Contents are organised according to intertextual and intervisual relations rather than according to a fixed chapter structure. Each issue works with a basic motif and its variations to create a distinct jazz-like rhythm and flow.
The content of domus becomes a flow of ideas that runs across all the pages. In each issue, we build the score of a composition of content in order to create a harmonic whole.”
Flavio Albanese, Domus 913, Editorial
A set of columns channels the vastness of reality into the cultivated eccentricity of the magazine. Columns link the roof to the base.
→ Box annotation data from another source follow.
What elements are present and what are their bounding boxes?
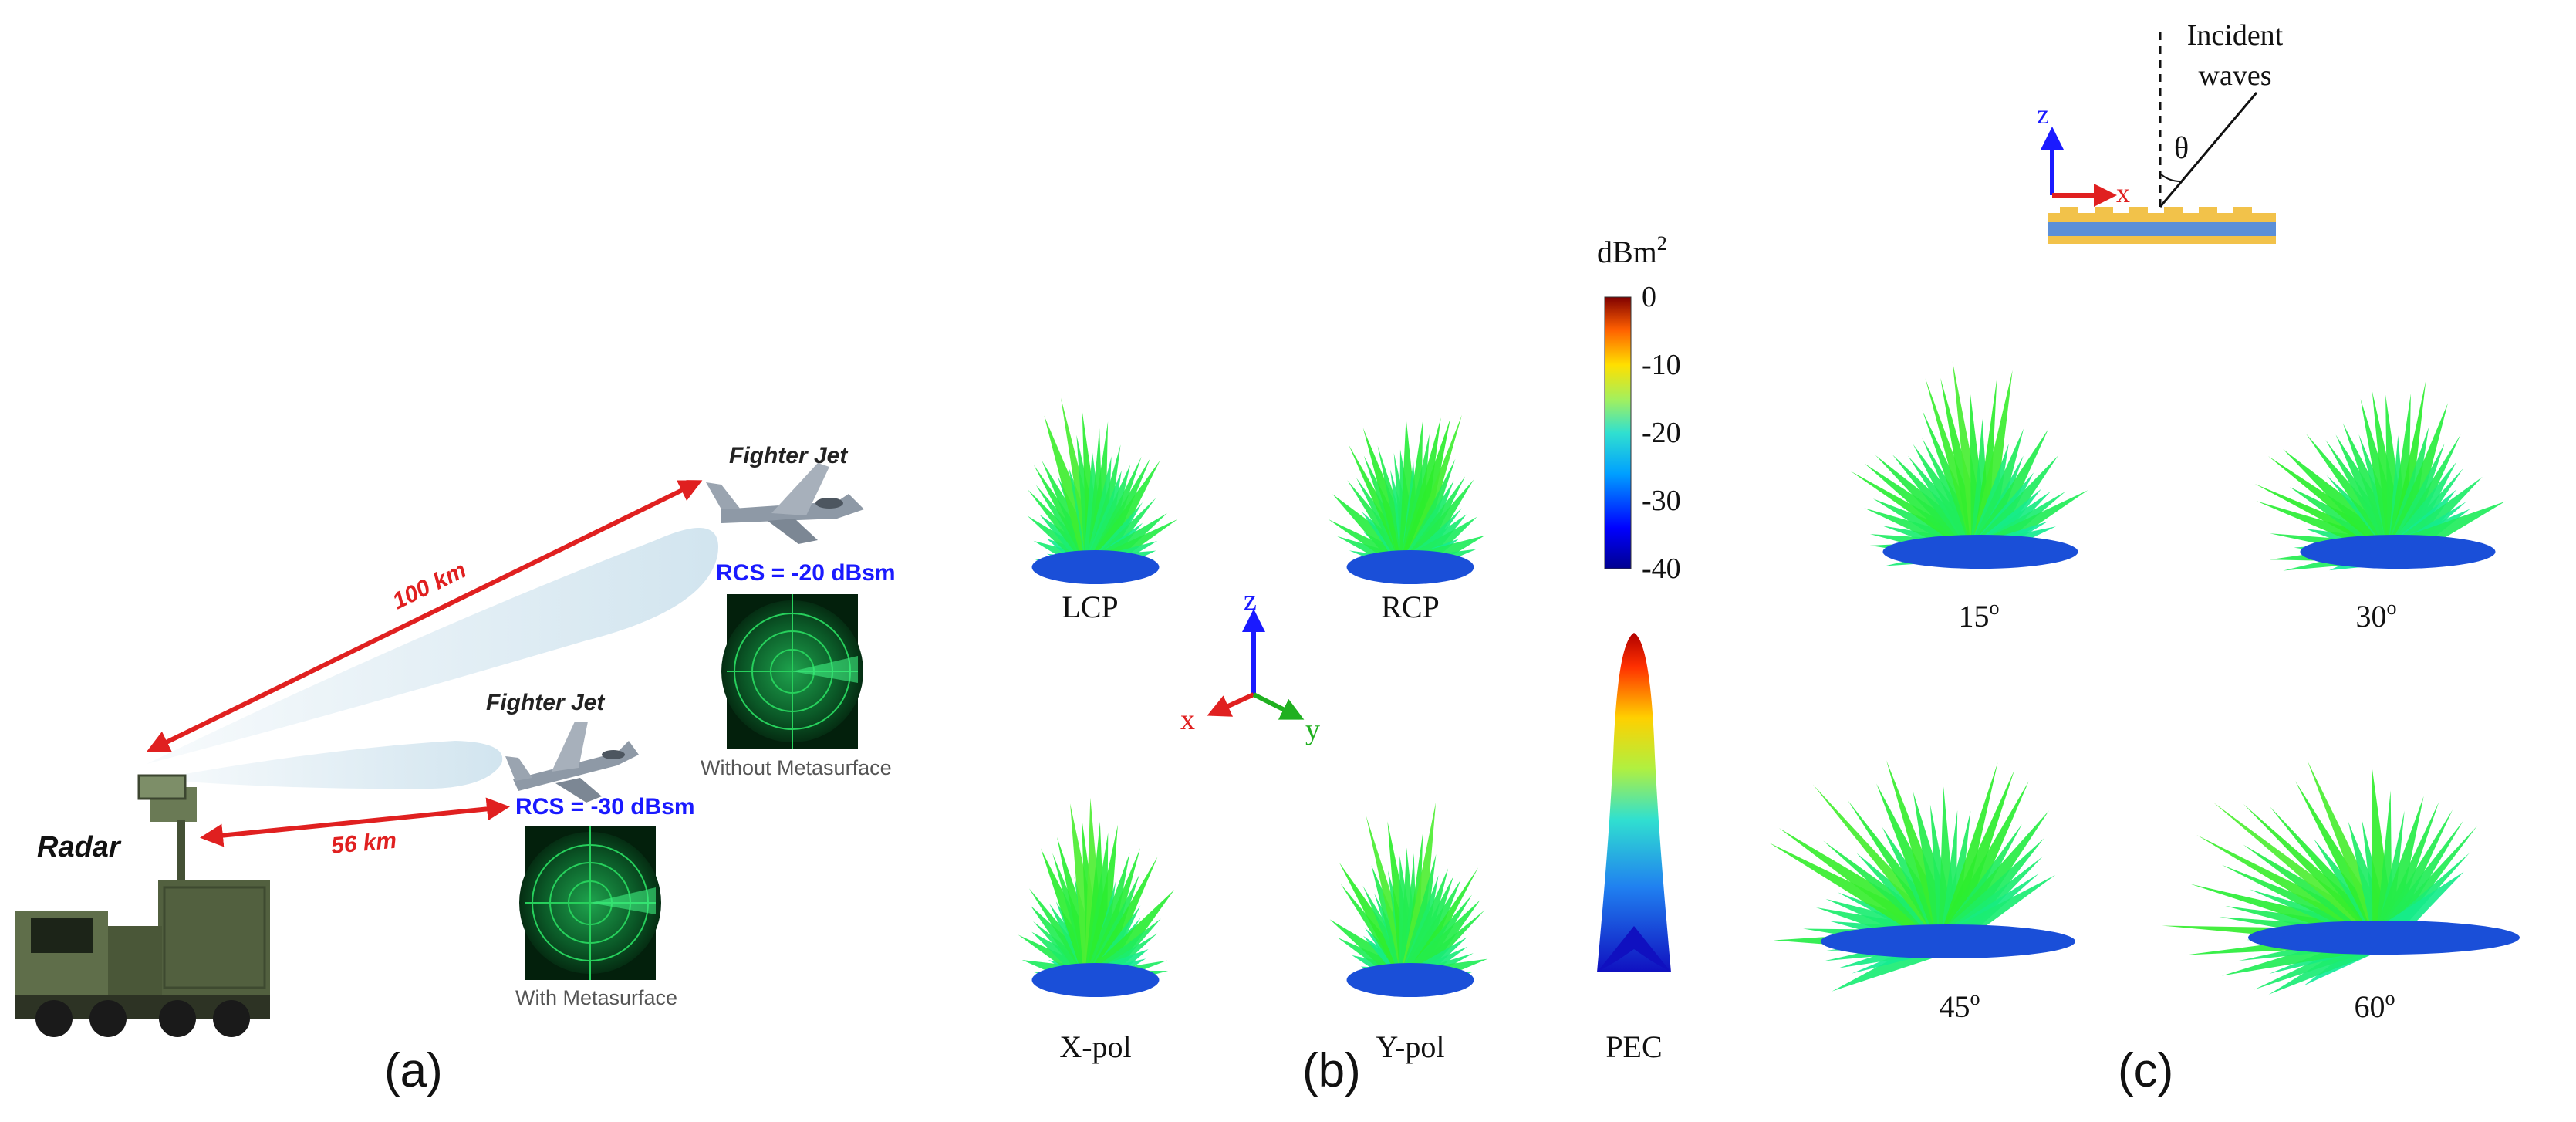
lobe-spike	[1970, 428, 2024, 556]
rcs-bottom-label: RCS = -30 dBsm	[515, 794, 695, 820]
colorbar-tick-label: -10	[1642, 349, 1681, 381]
pattern-ypol	[1329, 802, 1488, 997]
lobe-spike	[1399, 417, 1451, 572]
lobe-spike	[1085, 465, 1131, 573]
axes-triad-b	[1207, 609, 1305, 720]
lobe-base	[1346, 550, 1474, 584]
panel-a: 100 km 56 km Radar Fight	[15, 443, 896, 1097]
pattern-xpol	[1018, 797, 1175, 997]
pattern-rcp-label: RCP	[1381, 590, 1440, 624]
lobe-spike	[1938, 781, 2029, 946]
without-metasurface-caption: Without Metasurface	[701, 756, 892, 779]
beam-bottom	[154, 741, 503, 789]
lobe-spike	[1970, 370, 2013, 554]
distance-label-100km: 100 km	[389, 557, 471, 614]
radar-scope-top	[721, 594, 863, 749]
axis-z-label-c: z	[2037, 99, 2049, 130]
lobe-spike	[1399, 802, 1437, 983]
pattern-pec	[1597, 633, 1671, 972]
panel-c: z x θ Incident waves 15o 30o 45o 60o (c)	[1768, 19, 2520, 1097]
pattern-15deg	[1850, 361, 2088, 569]
panel-c-label: (c)	[2118, 1044, 2173, 1097]
pattern-lcp-label: LCP	[1062, 590, 1118, 624]
lobe-spike	[1399, 417, 1441, 571]
fighter-jet-bottom-label: Fighter Jet	[486, 690, 606, 715]
distance-label-56km: 56 km	[330, 828, 398, 859]
axis-x-label-c: x	[2116, 177, 2130, 208]
angle-60-label: 60o	[2355, 987, 2395, 1024]
incident-label-line2: waves	[2199, 59, 2272, 92]
lobe-spike	[1403, 414, 1462, 572]
lobe-spike	[1969, 443, 2009, 556]
panel-b: LCP RCP X-pol Y-pol PEC z x y dBm2 0 -10 -…	[1018, 232, 1681, 1097]
pattern-30deg	[2254, 380, 2506, 571]
fighter-jet-bottom-icon	[505, 722, 639, 803]
distance-arrow-56km	[200, 797, 510, 847]
lobe-base	[1031, 550, 1160, 584]
panel-b-label: (b)	[1302, 1044, 1361, 1097]
lobe-spike	[1939, 810, 1971, 943]
angle-15-label: 15o	[1959, 596, 2000, 634]
radar-label: Radar	[37, 831, 122, 863]
radar-scope-bottom	[519, 826, 661, 980]
panel-a-label: (a)	[384, 1044, 443, 1097]
fighter-jet-top-label: Fighter Jet	[729, 443, 849, 468]
lobe-spike	[1399, 853, 1437, 984]
theta-label: θ	[2174, 130, 2189, 165]
with-metasurface-caption: With Metasurface	[515, 986, 677, 1009]
colorbar-tick-label: -20	[1642, 417, 1681, 449]
axis-z-label-b: z	[1244, 584, 1257, 617]
lobe-base	[2300, 535, 2496, 569]
pattern-xpol-label: X-pol	[1059, 1029, 1131, 1064]
lobe-spike	[2387, 403, 2448, 556]
colorbar-ticks: 0 -10 -20 -30 -40	[1642, 281, 1681, 585]
lobe-spike	[2375, 802, 2439, 941]
fighter-jet-top-icon	[706, 463, 864, 544]
pattern-rcp	[1328, 414, 1485, 584]
axis-x-label-b: x	[1180, 704, 1195, 736]
colorbar-tick-label: -40	[1642, 553, 1681, 585]
distance-arrow-100km	[146, 480, 703, 752]
lobe-spike	[2375, 809, 2453, 941]
pattern-pec-label: PEC	[1605, 1029, 1662, 1064]
lobe-spike	[2375, 810, 2405, 939]
colorbar-tick-label: -30	[1642, 485, 1681, 517]
colorbar-tick-label: 0	[1642, 281, 1656, 313]
lobe-spike	[1937, 769, 2015, 945]
lobe-spike	[1085, 824, 1118, 983]
radar-truck-icon	[15, 774, 270, 1037]
lobe-spike	[2389, 380, 2426, 554]
incident-wave-inset	[2041, 31, 2276, 244]
lobe-base	[2248, 921, 2520, 955]
lobe-base	[1346, 963, 1474, 997]
lobe-spike	[2373, 796, 2424, 940]
rcs-top-label: RCS = -20 dBsm	[716, 560, 896, 586]
incident-label-line1: Incident	[2187, 19, 2284, 52]
lobe-spike	[1972, 378, 1997, 553]
pattern-ypol-label: Y-pol	[1376, 1029, 1445, 1064]
pattern-lcp	[1027, 397, 1178, 584]
pattern-60deg	[2162, 760, 2520, 995]
lobe-base	[1882, 535, 2078, 569]
lobe-spike	[2386, 427, 2429, 556]
lobe-spike	[1939, 762, 1998, 944]
lobe-spike	[1778, 828, 1955, 951]
angle-45-label: 45o	[1940, 987, 1980, 1024]
beam-top	[147, 528, 718, 764]
pattern-45deg	[1768, 760, 2075, 992]
angle-30-label: 30o	[2356, 596, 2397, 634]
lobe-base	[1031, 963, 1160, 997]
colorbar-title: dBm2	[1597, 232, 1667, 269]
axis-y-label-b: y	[1305, 714, 1320, 746]
lobe-base	[1821, 924, 2075, 958]
lobe-spike	[1085, 853, 1130, 985]
colorbar	[1604, 296, 1632, 569]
Constituting the basic layout element, a variety of columns has been chosen in reference to the dynamic of a story in order to create a suitable or even unsuitable rhythm.
Each article extends horizontally over multiple columns, sometimes even continuing on the following page.
The content has remained divided into three main areas: the streams – news briefs found in the first pages of the magazine; the highlights – those parts of the text highlighted by underscoring, boxes, etc.; and the main stories – the actual articles that form the issue content.
Streams
Columns help to divide content and publicity
Issue No. 913
The first Domus issue redesigned by onlab
Structure
Visual leads introduce a story, while cut pages offer a playful structure, hiding content and revealing it after turning the page, providing additional content such as both quotes and architectural plans, sketches, details or construction phases.
Archive
A section showcasing a selection of articles published in past Domus’ issues
Cover and wrapping principle
Being one of the decisive elements, onlab paid particular attention to the cover: every cover is considered an art piece being kept free from text. It has been defined that no architecture is shown on the cover either. Since in Italy all magazines are required cellophane wrapping, onlab used the wrapping as a means to create a compelling effect: wrapping and cover were both designed and printed as a composition.The cover is still more intimately constructed with its “outer” cover, because the overlapping of their two images produces a third. As a rule, the cover picture corresponds to a statement. In general it is what best describes the vision behind the choices within the magazine. In this way the image that comes across loud and clear is shaded into a multilayered story. What appears well defined turns out to be only a fragment of another image: a part, albeit important, which shows however that it possesses no univocal meaning. It is only a fragment of a statement with different points of view, that doubles and multiplies to become part of a confused, enigmatic image, charged with mystery and the unspoken.The image vanishes, however, with the act of unwrapping the magazine, with the removal and disposal of its outer cover. In a sense, the cover likewise interprets this aspiration to pass from structure to flow: from a fixed, clear and defined image to a more iridescent, changeable one that is open to interpretation.